To those in industry and government who attempt to portray environmentalists as insatiably greedy, it is a soboring thought to realize that the environment movement has never had an intrinsic victory. Oh, yes, there have been moral victories, even sensational ones like that of the Franklin dam, but year in and year out the Tasmanian, national and global environments are on a negative slide. As reported by our governments’ own State-of -the-Environment’ reports, year in and year out forest cover declines, biodiversity is lost, deserts spread, fish stockes decline. The story goes on.
The Franklin wilderness sat there intact, millions of years before the dam was proposed. All that was saved was its impending destruction for the benefit of 8 years of electrity growth. Every environmental ‘success’ has been like this – a small hedge agsinst the tsunami of Progress.
I find it truly amazingly, even as the our planet’s critically important greenhouse layer goes critical, those pitiful few citizens who are prepared to stand up and point out the insanity of it all are labelled as insatiably greedy for not being prepared to compromise their values. Meanwhile, consumer values are held in high regard. Please drop this subliminal accusation of mindless greed.

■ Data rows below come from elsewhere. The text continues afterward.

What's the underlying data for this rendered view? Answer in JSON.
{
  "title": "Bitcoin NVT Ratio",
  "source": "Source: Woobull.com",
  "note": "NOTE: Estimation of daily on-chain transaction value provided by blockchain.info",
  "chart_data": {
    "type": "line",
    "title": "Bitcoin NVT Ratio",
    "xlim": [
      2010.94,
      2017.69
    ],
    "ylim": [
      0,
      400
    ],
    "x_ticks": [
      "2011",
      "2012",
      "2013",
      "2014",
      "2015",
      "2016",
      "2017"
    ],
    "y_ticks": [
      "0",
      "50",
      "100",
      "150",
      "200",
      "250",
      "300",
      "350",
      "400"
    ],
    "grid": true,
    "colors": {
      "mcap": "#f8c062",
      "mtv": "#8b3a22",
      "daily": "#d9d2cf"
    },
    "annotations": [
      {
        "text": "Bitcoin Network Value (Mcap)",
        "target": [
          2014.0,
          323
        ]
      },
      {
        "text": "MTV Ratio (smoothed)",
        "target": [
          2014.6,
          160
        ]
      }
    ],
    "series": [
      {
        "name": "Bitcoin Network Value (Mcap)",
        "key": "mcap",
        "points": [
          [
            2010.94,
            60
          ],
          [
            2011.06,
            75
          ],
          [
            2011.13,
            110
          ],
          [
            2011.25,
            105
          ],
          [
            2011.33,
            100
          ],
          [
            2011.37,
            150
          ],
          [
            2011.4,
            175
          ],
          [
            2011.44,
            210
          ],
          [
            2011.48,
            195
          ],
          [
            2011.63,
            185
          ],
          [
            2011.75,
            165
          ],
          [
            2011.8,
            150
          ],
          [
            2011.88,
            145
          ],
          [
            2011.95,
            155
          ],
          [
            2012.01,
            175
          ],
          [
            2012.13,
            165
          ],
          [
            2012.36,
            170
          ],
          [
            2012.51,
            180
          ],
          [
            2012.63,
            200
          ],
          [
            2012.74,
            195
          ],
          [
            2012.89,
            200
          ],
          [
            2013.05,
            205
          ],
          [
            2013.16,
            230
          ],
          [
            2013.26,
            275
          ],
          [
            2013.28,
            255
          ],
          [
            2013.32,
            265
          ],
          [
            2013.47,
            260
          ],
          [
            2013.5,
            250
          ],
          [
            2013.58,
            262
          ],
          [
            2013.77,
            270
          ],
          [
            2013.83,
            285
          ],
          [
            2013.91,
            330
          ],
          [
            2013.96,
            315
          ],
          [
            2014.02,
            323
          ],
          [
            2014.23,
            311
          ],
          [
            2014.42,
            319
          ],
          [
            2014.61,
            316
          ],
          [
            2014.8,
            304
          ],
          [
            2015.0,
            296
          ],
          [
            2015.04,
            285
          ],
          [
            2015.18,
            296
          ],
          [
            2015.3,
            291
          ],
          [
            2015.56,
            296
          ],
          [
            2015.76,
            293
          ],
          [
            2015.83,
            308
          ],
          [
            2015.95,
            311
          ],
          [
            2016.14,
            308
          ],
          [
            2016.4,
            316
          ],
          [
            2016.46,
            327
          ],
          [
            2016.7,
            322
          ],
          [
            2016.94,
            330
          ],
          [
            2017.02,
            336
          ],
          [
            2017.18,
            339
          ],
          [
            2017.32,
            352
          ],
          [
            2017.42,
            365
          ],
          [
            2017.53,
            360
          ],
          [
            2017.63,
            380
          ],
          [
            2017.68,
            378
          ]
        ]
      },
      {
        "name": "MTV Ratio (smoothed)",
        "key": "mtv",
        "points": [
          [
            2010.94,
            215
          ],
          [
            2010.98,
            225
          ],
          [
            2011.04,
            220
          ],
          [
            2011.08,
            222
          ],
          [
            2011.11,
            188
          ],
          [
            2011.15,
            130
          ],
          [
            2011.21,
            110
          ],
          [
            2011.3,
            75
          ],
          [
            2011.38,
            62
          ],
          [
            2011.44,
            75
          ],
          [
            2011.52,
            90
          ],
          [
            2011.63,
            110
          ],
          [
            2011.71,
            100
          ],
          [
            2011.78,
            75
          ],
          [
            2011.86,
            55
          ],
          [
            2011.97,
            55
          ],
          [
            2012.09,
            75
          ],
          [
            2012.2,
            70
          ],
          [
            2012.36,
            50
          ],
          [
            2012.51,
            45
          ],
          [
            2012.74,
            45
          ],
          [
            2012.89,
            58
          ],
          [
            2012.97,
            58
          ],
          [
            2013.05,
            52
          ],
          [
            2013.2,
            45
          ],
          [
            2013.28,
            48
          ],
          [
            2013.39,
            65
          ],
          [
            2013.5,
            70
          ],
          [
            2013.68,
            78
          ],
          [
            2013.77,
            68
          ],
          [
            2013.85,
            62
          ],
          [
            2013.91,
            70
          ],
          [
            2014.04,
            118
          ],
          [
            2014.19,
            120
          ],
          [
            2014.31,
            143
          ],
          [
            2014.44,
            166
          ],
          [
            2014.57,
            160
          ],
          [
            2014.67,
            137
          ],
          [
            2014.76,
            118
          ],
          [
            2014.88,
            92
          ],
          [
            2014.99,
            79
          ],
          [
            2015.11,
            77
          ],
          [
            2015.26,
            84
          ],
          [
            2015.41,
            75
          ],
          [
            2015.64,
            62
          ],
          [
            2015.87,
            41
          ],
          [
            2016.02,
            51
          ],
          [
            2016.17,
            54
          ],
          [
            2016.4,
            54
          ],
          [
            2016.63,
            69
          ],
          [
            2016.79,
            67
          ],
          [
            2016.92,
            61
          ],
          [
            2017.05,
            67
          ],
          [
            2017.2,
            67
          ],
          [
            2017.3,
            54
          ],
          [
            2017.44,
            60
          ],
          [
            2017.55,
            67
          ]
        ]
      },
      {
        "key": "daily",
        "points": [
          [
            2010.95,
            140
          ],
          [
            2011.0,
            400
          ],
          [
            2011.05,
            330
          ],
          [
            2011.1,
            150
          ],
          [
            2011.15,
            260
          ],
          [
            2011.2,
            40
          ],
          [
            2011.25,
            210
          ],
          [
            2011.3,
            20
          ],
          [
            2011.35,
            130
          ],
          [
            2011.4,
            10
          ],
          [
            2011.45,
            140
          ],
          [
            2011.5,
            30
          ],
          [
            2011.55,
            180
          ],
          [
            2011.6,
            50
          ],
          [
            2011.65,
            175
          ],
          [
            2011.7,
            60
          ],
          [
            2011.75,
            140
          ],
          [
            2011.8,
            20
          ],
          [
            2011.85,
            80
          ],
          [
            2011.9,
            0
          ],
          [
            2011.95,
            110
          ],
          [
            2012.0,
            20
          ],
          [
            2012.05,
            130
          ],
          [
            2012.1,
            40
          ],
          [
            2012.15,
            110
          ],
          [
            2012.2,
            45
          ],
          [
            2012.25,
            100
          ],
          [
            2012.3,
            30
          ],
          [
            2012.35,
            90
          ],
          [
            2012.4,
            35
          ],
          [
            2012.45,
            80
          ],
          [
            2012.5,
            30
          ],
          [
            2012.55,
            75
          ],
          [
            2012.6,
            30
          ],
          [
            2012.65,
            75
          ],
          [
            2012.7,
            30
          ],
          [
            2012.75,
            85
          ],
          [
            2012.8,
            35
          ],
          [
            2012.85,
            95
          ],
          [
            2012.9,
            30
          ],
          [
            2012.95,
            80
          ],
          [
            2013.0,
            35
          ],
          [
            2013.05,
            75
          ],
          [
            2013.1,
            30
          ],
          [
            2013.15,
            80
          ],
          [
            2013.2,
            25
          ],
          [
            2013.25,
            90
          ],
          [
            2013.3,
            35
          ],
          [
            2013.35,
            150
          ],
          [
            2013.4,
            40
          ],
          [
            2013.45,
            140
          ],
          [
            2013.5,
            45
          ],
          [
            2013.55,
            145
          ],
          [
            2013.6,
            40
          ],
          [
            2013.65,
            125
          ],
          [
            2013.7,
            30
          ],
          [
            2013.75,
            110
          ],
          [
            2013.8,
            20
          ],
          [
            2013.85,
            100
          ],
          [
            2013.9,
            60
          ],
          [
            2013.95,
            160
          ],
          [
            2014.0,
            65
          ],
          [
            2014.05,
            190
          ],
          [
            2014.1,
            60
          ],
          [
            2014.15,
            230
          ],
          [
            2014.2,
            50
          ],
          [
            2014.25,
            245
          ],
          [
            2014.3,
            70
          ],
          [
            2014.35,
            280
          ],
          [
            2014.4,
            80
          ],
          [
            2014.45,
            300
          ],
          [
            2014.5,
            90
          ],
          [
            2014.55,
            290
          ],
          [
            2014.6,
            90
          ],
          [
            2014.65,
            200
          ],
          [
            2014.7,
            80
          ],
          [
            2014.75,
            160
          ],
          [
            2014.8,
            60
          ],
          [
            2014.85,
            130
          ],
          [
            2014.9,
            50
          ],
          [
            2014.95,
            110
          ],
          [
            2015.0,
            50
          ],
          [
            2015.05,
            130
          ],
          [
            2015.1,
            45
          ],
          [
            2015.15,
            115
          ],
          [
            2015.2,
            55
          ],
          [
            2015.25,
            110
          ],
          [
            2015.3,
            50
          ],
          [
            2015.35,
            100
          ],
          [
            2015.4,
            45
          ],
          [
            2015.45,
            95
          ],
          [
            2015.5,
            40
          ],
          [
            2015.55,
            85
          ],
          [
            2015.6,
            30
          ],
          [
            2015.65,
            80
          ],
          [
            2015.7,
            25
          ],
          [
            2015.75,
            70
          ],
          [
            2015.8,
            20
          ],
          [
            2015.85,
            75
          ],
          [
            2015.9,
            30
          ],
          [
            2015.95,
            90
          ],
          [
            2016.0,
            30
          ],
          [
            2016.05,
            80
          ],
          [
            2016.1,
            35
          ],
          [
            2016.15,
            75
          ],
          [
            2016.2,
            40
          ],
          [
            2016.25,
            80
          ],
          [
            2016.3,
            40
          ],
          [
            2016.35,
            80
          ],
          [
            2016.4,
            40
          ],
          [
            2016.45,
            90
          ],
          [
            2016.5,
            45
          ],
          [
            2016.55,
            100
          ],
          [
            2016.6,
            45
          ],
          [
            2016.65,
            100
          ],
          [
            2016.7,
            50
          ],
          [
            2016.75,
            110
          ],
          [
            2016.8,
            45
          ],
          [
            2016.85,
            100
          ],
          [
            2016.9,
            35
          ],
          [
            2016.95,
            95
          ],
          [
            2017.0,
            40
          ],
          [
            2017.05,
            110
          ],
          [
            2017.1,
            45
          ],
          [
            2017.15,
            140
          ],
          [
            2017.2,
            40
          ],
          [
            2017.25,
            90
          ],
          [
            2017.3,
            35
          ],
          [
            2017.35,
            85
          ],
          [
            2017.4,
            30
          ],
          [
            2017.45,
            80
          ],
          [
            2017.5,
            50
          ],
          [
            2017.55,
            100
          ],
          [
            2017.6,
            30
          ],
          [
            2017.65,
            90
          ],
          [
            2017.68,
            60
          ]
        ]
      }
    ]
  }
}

Last Sunday I had an earnest conversation with a Tasmanian business man about Jarod Diamond’s book ‘Collapse’ and we talked about the enormous challenges that climate change and peak oil are posing for society. Bereft of a reasonable answer to the overall human condition his response was: “Well you know, Chris, civilizations come and civilisations go. That’s the way it has always been. You can’t turn around the tide of history”.
This is from an upstanding Christian man who will rail against drink driving and such issues with high moral conviction and consuming passion. But when it comes to the much larger issues facing humankind his moral stance frizzles to a dispassionate fatalism. The big picture, staring us all in the face, is too big for him to handle. He is not alone.
Fortunately many people are not taking collapse of our civilisation as a given, including many in business who are seeing the writing on the wall and are challenging their own world view. They now know that for business to survive and prosper there has to come a reconciliation with the limits of the planet to provide and absorb the demands of business enterprise.
Climate change and the global financial crises have forced us all to marry the big picture with our smaller concerns. Forest logging can’t escape this larger scrutiny. Nor can the environment movement. It has to adjust and it will. It may have been able to do things better, but Just don’t accuse it of insatiable greed.